October 28, 2008
Communication is taking up a larger than ever chunk of our budgets. I got to thinking about this over the weekend, when I sat down to pay the bills.
Our household spends around $200 a month on phone, Internet, cable TV and cell phones. That’s probably pretty close to the average. According to various industry databases, the average U.S. consumer spends about $55 monthly for broadband Internet service, $50 for cell phone service, $35 for cable TV and $65 for local and long distance phone service: a total of $205.
Of course, some households have more premium cable channels and multiple cell phones. A growing number have ditched the land lines and so aren’t paying separate local and long distance fees.

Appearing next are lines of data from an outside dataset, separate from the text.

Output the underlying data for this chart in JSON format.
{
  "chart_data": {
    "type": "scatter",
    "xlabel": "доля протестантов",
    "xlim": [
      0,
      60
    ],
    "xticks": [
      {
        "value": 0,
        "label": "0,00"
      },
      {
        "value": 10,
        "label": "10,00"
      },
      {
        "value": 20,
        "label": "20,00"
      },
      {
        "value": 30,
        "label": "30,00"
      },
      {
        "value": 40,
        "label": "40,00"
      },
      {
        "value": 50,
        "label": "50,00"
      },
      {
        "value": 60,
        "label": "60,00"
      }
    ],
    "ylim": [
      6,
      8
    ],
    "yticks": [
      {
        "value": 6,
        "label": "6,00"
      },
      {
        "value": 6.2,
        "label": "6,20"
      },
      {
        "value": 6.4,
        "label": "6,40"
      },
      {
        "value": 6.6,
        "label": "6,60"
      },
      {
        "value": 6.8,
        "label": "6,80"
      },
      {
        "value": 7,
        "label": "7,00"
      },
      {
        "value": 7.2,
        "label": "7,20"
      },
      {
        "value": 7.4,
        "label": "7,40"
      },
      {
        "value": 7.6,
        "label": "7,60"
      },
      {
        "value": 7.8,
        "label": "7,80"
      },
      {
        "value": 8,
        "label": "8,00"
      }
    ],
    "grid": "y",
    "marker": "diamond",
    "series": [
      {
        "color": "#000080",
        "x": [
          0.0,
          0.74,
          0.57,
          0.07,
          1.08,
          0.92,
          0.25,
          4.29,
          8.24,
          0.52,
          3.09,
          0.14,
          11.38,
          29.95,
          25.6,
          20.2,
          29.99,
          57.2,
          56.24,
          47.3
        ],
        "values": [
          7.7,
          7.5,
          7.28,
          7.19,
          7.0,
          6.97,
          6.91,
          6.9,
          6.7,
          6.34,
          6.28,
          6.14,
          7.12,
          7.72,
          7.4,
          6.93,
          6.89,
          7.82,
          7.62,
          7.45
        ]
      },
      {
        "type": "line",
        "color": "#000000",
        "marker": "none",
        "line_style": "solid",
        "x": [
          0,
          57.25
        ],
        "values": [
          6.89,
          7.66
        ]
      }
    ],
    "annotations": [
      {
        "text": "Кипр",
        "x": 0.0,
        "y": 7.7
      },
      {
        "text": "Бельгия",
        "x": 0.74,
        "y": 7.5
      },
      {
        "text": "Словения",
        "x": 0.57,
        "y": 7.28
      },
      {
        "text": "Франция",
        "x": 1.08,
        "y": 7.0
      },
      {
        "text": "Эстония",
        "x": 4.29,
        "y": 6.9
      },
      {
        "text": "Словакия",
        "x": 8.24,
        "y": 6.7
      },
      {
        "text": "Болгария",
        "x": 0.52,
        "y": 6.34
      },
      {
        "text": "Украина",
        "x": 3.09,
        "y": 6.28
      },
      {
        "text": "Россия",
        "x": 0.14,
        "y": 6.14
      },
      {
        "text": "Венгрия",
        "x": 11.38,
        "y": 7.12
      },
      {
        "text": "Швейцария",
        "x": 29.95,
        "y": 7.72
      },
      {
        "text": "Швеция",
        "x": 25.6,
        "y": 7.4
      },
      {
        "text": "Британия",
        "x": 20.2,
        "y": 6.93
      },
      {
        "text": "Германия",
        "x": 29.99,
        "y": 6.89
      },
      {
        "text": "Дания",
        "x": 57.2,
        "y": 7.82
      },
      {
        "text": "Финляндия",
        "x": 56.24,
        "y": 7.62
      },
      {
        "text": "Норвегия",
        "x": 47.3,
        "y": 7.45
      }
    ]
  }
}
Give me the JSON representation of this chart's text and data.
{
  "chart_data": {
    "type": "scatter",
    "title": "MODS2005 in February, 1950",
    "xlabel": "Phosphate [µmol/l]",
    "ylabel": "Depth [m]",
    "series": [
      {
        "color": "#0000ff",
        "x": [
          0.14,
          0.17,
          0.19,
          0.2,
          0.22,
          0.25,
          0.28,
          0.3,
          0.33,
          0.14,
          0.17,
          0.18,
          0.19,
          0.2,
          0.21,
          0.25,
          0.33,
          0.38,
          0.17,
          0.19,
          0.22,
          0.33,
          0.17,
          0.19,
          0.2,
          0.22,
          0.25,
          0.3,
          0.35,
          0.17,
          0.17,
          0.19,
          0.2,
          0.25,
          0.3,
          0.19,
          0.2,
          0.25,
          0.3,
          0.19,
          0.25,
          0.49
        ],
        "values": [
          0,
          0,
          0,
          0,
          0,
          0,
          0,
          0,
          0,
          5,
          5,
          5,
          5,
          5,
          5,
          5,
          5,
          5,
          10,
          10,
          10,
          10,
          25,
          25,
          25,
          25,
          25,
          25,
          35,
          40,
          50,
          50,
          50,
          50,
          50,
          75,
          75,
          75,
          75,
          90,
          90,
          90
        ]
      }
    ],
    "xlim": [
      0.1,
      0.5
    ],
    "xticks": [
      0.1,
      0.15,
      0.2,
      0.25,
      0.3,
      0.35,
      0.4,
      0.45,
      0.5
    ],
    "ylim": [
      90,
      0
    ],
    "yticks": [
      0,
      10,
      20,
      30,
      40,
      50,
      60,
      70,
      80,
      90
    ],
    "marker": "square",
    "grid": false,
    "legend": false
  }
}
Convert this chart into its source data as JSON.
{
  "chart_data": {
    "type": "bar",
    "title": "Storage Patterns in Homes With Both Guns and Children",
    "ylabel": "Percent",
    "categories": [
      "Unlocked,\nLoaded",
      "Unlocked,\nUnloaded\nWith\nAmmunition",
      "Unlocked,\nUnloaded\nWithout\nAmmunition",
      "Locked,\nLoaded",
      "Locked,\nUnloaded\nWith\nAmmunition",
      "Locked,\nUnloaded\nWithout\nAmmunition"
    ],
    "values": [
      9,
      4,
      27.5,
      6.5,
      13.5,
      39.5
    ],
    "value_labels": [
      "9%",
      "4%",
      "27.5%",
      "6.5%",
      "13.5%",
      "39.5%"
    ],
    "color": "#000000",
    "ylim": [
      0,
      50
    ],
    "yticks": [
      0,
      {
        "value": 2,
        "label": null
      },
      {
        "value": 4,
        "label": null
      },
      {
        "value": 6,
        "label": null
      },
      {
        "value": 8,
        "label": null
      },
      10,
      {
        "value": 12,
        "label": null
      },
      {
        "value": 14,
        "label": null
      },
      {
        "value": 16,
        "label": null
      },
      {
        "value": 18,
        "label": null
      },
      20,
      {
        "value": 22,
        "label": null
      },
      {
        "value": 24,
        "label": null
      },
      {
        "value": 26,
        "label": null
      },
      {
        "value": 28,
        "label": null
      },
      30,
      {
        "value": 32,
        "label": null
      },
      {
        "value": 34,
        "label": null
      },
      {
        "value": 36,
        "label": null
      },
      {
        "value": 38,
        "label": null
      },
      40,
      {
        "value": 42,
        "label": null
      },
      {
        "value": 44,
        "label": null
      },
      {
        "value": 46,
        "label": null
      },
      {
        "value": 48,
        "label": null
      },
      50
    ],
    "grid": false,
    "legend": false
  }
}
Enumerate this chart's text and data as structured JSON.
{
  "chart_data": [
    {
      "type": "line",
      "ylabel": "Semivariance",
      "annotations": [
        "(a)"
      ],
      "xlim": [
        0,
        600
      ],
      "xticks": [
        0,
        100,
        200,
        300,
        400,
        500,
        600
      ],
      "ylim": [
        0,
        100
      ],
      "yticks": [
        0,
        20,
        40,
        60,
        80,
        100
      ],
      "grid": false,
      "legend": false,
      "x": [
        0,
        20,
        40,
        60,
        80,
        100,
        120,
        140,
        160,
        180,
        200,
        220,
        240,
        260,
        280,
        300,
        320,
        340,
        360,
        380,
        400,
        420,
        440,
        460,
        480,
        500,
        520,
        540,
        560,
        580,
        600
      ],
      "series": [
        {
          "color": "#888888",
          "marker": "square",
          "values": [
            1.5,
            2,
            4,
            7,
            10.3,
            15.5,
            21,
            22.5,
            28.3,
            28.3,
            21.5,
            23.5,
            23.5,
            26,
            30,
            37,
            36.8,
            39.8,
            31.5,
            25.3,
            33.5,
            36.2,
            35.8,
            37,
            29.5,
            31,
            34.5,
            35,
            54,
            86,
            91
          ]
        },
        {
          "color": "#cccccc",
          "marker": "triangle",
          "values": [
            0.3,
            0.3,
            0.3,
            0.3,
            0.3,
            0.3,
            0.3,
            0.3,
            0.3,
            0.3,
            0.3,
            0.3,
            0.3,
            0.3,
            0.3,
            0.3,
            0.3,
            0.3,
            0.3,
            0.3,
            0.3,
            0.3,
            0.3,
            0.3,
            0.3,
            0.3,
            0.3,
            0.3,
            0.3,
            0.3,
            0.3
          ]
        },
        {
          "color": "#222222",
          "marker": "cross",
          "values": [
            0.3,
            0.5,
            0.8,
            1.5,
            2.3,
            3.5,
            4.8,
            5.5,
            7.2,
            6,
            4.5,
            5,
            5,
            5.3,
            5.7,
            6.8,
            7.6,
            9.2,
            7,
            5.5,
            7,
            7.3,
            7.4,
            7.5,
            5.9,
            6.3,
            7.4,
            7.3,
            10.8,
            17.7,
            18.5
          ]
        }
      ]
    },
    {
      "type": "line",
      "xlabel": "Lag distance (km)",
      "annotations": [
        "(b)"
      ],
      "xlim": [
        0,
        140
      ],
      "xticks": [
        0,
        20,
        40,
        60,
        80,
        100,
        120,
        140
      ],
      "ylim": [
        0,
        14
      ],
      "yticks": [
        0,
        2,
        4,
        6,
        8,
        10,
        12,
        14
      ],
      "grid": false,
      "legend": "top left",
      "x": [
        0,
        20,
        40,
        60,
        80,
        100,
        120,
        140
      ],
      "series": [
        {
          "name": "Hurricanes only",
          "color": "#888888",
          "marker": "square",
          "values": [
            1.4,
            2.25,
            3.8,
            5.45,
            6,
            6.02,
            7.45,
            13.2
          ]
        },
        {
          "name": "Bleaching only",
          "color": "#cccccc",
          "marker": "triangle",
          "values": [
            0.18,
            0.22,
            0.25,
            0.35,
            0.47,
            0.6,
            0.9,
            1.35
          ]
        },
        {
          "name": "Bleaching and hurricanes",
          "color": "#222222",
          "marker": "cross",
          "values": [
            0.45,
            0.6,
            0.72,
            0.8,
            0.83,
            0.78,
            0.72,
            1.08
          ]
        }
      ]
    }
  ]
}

Some argue that such things, once luxuries, have become necessities. There’s a lot of truth to that. I really couldn’t get along without broadband Internet; I often work at home, and I need a fast Internet connection. I’m writing this blog post from home, for example. My wife, a master’s student, needs to do research. Sure, she could go to a library, but with mileage and parking, it would wind up being more expensive, not to mention less convenient.
And being in the communications business, I’d argue that a certain degree of cultural literacy is required of me, making cable TV pretty much a necessity.
A few months back, I was on a savings kick and decided we didn’t need to get HBO any more. That saved a whopping $15 a month. Still, when you add it up, that’s almost 200 bucks a year. It’s meant that I’ve been pretty much left out of conversations about “Entourage” and “Curb Your Enthusiasm,” but for $200 I guess I can handle it.
How do you stack up against the average?